Mais il ne faudrait pas imputer la concurrence du fac-similé des Noces à la simple valeur d’actualité d’un genre de photographies au sein des milieux de l’art. Sa force et son ambiguïté tiennent, selon le texte de Latour et Lowe, à la façon dont les auteurs l’inscrivent du côté d’une interprétation, plutôt que d’une reproduction, de l’oeuvre de Véronèse. Le travail s’apparente alors à une restauration d’un nouveau genre, une restauration qui vise le clonage plutôt que l’intervention chirurgicale. D’entrée de jeu, l’énigmatique visiteuse avait d’abord évoqué, devant la dépouille des Ambassadeurs, sa bonne connaissance de la pratique, parfois sauvage, des restaurateurs. (Ce n’est que plus tard qu’elle ajoute à une énumération de spécialistes les muséologues puis les enseignants, esquissant de la sorte une typologie informelle qui gradue les métiers de l’histoire de l’art en fonction du degré d’intimité que chacun d’eux favorise entre l’expert et l’objet de son expertise.) En deuxième lieu, Factum Arte, la firme ayant travaillé à la réalisation du fac-similé, est spécialiste de médiation numérique dans le domaine de la conservation et de l’archive et les procédures initiales de leur travail se rapprochent du travail de restauration : ils travaillent à partir de l’original (à cette exception près que le musée du Louvre leur avait imposé de difficiles conditions de numérisation, puisque le scanning tri-dimensionnel des Noces devait se faire sans contact avec l’original). Enfin, la conclusion des auteurs annule le certificat de décès que la visiteuse avait distribué dès les premières pages de l’article à l’original des Noces au Louvre : le fac-similé, soutiennent-ils, pourrait bien s’avérer le seul garant de la survie des oeuvres. Les auteurs font ici allusion aux conditions délirantes de la muséomanie actuelle qui, avec ses hordes de touristes et les périlleuses pérégrinations qu’impose aux artefacts « l’expositionnite » perpétuelle de ce que Francis Haskell a appelé « le musée éphémère[14] », précarise la « longévité » des oeuvres. Faisant écho à la voix intérieure de leur visiteuse, ils voient même dans ce type de fac-similés une alternative à l’iconoclasme occasionnel de la restauration traditionnelle.

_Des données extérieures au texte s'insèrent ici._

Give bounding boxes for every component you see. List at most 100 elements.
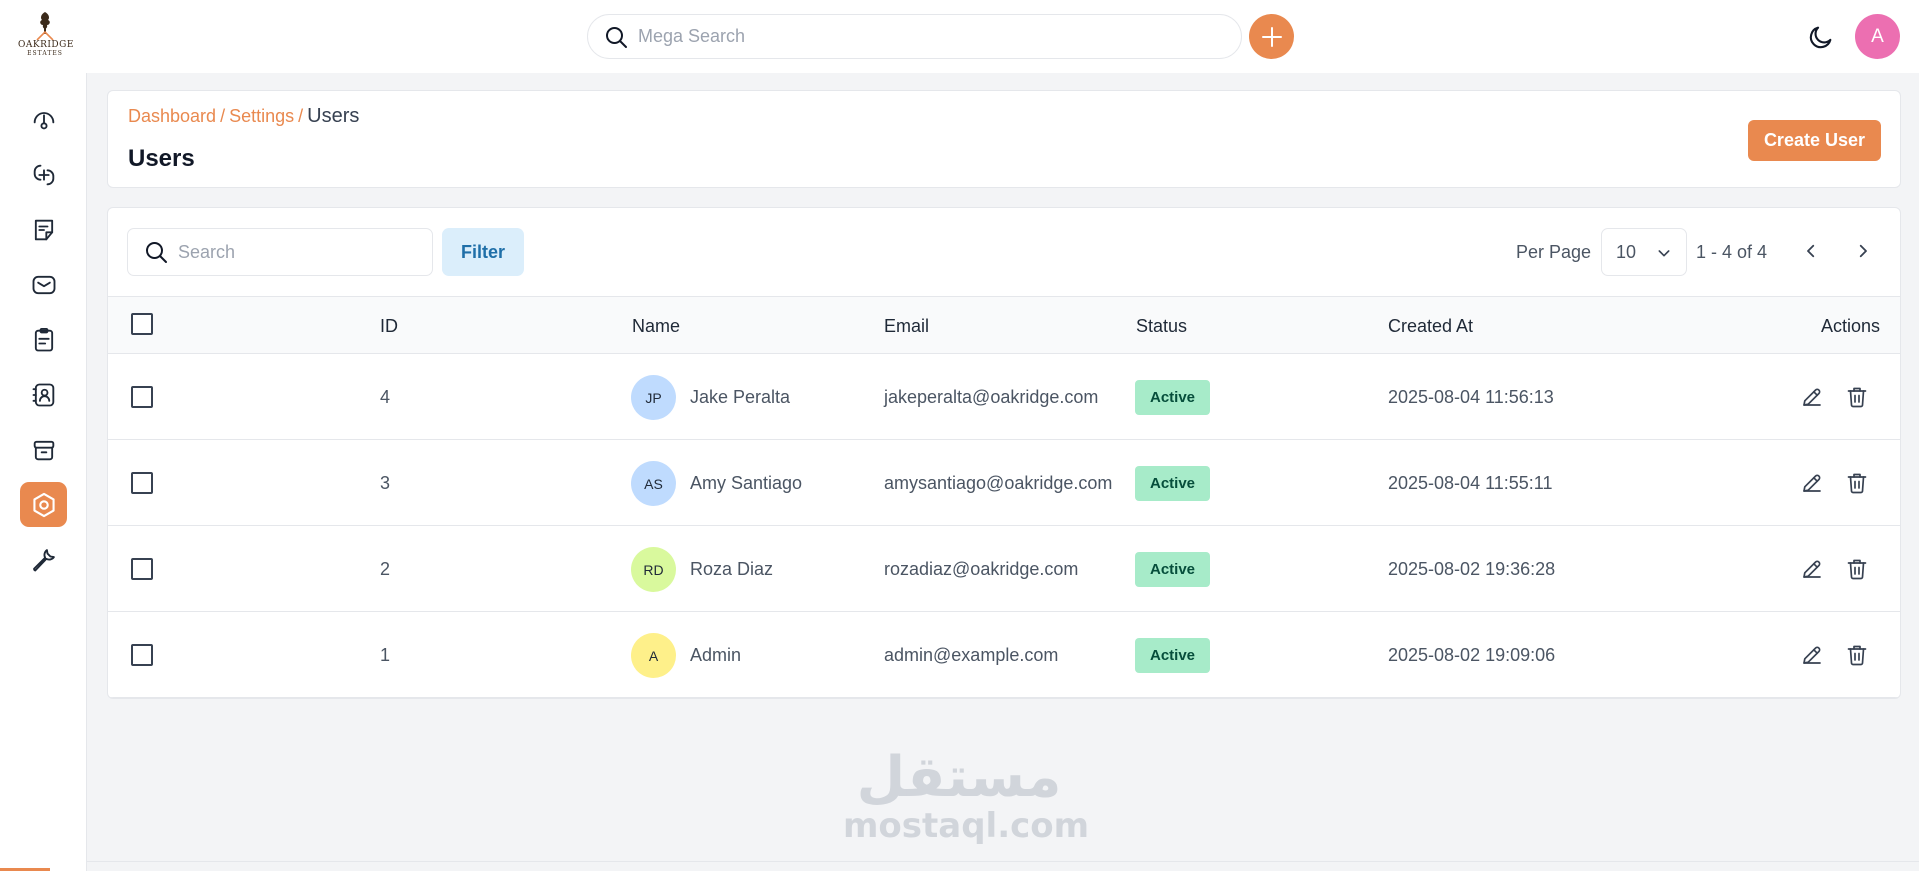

Mais une petite réserve doit néanmoins se lever devant les usages politiques qu’on peut anticiper à partir de l’expérience des Noces. Dans un contexte où les demandes de rapatriement d’oeuvres par différents États se poursuivent, et où certaines d’entre elles se font plus pressantes, la valorisation d’un fac-similé qui se joue en contrepartie d’une dévalorisation d’un original spolié ouvre la perspective inconfortable d’une possible instrumentalisation politique du type de projet présenté par l’article dans une visée d’apaisement des demandeurs qui ne s’y tromperont pas ; que leurs demandes soient ou non justifiées, il y a quelque chose de choquant dans la perspective qu’on pourrait dorénavant leur proposer une reproduction supposément plus vivante que l’original, un fac-similé hybride rédimé par une impondérable migration de l’aura (laquelle aurait d’ailleurs migré en laissant derrière elle la valeur économique de l’original). C’est non seulement la question de l’original, mais aussi celle du lieu d’origine des oeuvres, qui exigerait ici un développement historique. Ce retour des Noces, dans le lieu, certes réinventé, d’où les soldats de Napoléon l’avaient arraché il y a plus de deux siècles, faut-il l’envisager dans la perspective d’une solution modèle, comme le suggère laconiquement le dernier paragraphe de l’article ? Et qu’en est-il du fait que cette entreprise onéreuse ait été, à la suite d’une entente intervenue en 2006, payée conjointement par le Louvre et la Fondation Giorgio Cini de Venise[15] ? Mais si tel était le cas, la migration de l’aura ne deviendrait alors qu’un leurre conceptuel destiné à nous faire oublier que l’histoire de l’art occidentale, telle que nous la pratiquons aujourd’hui, dans ses séries muséologiques comme dans ses récits universitaires, a été rendue possible par des « déplacements[16] » qui demeurent encore problématiques et en grande partie irréfléchis. La migration de l’aura ne serait alors, pour reprendre le terme par lequel les Acadiens désignent la déportation dont ils furent victimes en 1755, que le dernier de ces grands « dérangements » dont l’histoire de l’art est constamment le site, le producteur et le produit.